When Boko Haram fighters decided to release some of the 200 Chibok schoolgirls kidnapped two-and-a-half years ago in northeast Nigeria, Asabe Goni did not think that she would be among the girls allowed to go home.
During their time in captivity the girls were encouraged to convert to Islam and to marry their kidnappers, with some whipped for not doing so, but Goni said otherwise they were treated well and fed well until supplies recently ran short.
Hungry and ill, the 22-year-old did not even have the energy to stand up in October when the fighters said that any girls who wanted to be released should line up. She sat and watched as other girls scrambled to get into line.
“I was surprised when they announced that my name was on the list,” Goni told the Thomson Reuters Foundation. “It was a miracle,” she said, while expressing regret that she had to leave behind her cousin who was also abducted.
“I never knew that I would return [home],” Goni said. “I had given up hope of ever going home.”
A group of 21 girls was released two months ago after Switzerland and the International Red Cross brokered a deal with Boko Haram.
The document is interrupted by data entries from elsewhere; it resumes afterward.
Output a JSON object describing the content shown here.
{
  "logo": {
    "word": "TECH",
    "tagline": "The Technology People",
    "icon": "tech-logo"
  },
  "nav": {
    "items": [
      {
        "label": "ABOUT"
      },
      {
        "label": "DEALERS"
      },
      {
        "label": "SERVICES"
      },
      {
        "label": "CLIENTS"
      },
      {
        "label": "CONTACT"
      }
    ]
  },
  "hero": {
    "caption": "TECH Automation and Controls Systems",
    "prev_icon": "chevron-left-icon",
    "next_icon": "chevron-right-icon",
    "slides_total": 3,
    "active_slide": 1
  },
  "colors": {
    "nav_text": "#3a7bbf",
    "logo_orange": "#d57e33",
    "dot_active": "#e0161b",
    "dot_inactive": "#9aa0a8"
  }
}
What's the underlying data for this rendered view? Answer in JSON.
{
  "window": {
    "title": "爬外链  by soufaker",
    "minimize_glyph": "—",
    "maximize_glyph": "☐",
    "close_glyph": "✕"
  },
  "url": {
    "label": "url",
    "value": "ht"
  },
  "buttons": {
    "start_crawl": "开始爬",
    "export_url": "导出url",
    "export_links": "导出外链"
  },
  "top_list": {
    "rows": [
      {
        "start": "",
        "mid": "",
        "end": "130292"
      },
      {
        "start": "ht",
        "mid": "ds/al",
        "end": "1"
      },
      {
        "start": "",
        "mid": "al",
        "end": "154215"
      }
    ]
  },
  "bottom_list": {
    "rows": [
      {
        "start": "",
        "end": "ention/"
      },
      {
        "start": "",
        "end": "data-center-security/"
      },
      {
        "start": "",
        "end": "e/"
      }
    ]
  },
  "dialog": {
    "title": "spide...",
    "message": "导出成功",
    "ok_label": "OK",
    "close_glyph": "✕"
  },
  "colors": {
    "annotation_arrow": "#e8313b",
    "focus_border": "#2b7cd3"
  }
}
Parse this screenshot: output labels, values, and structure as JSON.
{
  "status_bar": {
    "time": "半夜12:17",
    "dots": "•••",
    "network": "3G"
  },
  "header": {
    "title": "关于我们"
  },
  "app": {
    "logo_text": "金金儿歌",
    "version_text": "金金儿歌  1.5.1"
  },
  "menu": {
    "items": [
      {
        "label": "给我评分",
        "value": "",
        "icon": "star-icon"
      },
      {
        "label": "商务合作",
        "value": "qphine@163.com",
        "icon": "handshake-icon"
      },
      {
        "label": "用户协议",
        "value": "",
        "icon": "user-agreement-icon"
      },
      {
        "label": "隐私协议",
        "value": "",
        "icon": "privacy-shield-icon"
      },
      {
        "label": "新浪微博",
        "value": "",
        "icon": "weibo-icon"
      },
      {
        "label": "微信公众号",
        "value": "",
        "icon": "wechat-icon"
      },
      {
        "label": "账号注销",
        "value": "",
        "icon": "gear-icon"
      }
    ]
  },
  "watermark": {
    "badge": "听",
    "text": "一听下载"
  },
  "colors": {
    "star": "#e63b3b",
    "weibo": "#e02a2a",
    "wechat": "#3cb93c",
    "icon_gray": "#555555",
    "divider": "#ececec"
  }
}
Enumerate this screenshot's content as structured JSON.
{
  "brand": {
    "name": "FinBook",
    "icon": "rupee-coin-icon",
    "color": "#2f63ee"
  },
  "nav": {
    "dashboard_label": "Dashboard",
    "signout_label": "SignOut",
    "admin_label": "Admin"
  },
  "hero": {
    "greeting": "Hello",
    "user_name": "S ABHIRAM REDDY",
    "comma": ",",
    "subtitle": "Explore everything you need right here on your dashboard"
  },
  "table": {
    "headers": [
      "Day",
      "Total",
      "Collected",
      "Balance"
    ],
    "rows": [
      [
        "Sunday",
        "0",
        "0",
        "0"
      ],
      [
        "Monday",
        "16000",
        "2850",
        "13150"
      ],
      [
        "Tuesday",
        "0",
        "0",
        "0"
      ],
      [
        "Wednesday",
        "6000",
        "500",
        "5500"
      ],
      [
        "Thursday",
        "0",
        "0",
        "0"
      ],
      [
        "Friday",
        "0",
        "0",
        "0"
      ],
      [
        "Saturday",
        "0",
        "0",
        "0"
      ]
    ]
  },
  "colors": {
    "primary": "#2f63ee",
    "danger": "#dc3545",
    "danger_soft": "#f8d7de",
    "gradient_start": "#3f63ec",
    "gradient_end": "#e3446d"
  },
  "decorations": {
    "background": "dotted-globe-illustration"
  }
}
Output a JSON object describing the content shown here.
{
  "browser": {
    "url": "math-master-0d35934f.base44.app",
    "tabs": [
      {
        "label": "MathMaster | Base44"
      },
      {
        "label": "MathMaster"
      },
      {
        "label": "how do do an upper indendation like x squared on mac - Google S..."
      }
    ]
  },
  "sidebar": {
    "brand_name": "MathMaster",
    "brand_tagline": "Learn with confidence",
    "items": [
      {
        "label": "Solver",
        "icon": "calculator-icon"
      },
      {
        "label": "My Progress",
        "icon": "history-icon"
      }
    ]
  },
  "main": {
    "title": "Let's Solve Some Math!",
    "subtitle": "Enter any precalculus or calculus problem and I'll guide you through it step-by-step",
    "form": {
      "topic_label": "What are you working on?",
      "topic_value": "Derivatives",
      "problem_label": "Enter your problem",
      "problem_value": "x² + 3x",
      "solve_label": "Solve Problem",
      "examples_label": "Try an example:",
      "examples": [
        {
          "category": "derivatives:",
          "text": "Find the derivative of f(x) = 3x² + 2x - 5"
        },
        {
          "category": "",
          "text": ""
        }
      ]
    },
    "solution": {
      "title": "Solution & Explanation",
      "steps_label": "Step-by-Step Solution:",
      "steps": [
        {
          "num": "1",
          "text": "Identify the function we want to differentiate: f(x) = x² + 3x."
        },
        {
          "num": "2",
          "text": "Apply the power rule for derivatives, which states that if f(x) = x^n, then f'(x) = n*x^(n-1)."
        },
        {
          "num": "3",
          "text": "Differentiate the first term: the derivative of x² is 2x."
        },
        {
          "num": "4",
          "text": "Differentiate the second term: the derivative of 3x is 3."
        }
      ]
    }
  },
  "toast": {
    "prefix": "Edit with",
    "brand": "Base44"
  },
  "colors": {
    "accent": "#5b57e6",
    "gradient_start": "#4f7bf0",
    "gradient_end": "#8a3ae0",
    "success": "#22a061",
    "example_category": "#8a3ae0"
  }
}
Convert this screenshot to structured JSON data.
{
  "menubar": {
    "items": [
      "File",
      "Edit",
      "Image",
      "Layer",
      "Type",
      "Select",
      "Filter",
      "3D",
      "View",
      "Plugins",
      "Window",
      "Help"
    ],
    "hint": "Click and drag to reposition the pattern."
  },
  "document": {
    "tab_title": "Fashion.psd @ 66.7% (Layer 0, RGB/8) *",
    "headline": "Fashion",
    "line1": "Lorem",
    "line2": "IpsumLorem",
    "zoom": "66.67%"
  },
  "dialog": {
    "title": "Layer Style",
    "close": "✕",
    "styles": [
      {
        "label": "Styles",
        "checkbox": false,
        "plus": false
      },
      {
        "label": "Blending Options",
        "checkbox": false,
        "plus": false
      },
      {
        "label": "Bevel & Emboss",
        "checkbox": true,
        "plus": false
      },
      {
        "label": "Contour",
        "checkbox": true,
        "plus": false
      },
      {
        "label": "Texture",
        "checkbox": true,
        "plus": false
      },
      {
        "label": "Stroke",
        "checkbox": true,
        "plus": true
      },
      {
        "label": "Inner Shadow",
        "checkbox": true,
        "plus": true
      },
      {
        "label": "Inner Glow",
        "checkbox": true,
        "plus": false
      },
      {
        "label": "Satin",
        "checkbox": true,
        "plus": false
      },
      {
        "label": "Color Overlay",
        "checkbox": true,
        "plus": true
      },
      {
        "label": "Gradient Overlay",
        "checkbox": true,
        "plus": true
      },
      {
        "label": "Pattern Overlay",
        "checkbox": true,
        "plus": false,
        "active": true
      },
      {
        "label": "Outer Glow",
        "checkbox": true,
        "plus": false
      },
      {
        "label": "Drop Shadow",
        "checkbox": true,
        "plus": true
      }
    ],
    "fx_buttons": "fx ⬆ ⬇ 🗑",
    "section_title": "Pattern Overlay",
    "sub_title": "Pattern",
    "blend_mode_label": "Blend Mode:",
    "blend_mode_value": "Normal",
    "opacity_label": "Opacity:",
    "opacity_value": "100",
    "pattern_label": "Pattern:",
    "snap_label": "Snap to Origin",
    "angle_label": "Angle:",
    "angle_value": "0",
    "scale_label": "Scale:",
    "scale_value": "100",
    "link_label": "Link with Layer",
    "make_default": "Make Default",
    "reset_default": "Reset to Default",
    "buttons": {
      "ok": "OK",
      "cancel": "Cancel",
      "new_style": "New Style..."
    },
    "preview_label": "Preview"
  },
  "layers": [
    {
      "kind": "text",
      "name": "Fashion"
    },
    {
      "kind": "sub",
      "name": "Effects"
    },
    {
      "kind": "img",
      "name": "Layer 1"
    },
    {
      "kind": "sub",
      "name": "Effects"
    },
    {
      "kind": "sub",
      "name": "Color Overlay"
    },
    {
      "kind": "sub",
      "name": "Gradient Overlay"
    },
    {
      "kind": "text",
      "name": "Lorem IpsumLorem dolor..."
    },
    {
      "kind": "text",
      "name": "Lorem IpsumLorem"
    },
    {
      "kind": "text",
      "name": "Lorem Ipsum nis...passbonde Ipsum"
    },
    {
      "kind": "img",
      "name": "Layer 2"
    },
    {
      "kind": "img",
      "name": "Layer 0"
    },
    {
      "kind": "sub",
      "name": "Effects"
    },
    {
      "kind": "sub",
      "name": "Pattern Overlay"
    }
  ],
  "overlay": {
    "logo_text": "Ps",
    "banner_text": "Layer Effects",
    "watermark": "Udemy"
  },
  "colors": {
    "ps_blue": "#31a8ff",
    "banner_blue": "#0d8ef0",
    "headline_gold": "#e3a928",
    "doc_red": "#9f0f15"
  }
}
They have been held since in a secret location in the capital Abuja for debriefing by the Nigerian government.
But the girls have been taken back to the Chibok area in Borno state to spend Christmas with their families, returning home for the first time since being seized from their school in April 2014.
“I was very happy when they said I should go home,” Goni said in an interview in her family’s home in the northern city of Yola, surrounded by her father, stepmother, five siblings and several neighbours.
The kidnapping of more than 200 schoolgirls from Chibok in April 2014 hit international headlines and prompted global figures, including US First Lady Michelle Obama and a list of celebrities, to support a campaign #BringBackOurGirls.
None of the girls were seen again until May this year when one of the students, Amina Ali, was found in a forest with a baby and a man claiming to be her husband.
Her discovery prompted hopes that the girls were alive and Nigerian President Muhammadu Buhari pledged to ensure the release of the remaining girls in captivity.
‘I was in great pain’
Recalling the abduction, Goni said the girls, which included her younger cousin Margaret with whom she had lived since she was a child, trekked for three days through Sambisa forest, Boko Haram’s vast woodland stronghold, before they arrived at a camp.
“I was in great pain,” she said. “Many of us didn’t stop crying until about three months after we were kidnapped.”
While the girls were not forced to convert to Islam, the fighters told them that they would all be sent home if they did so, said Goni. Neither were they forced to marry, she added.
“But the way they talked to us about it, you would be afraid not to,” she said, recalling how the girls were sometimes flogged with a whip. “That is why some were convinced to marry.”
Goni said the girls were otherwise treated well by the fighters. They were given material to sew clothes and fed three times a day until recently when food became scarce.
The girls told state officials they were not abused or raped, and all tested negative for sexually transmitted diseases, according to a confidential report based on a two-week debriefing prepared for Buhari and seen by the Thomson Reuters Foundation in November.
When Goni was released, she did not have time to say goodbye to Margaret, whom she calls her sister, or the other girls.
“Some of the other girls left behind started crying,” she said. “But the Boko Haram men consoled them, telling them that their turn to go home would come one day.”
Nigerian authorities say they are involved in negotiations aimed at securing the release of more of the girls, while the army has captured a key Boko Haram camp in Sambisa forest.
About 2,000 girls and boys have been abducted by Boko Haram since 2014, with many used as sex slaves, fighters and even suicide bombers, according to Amnesty International.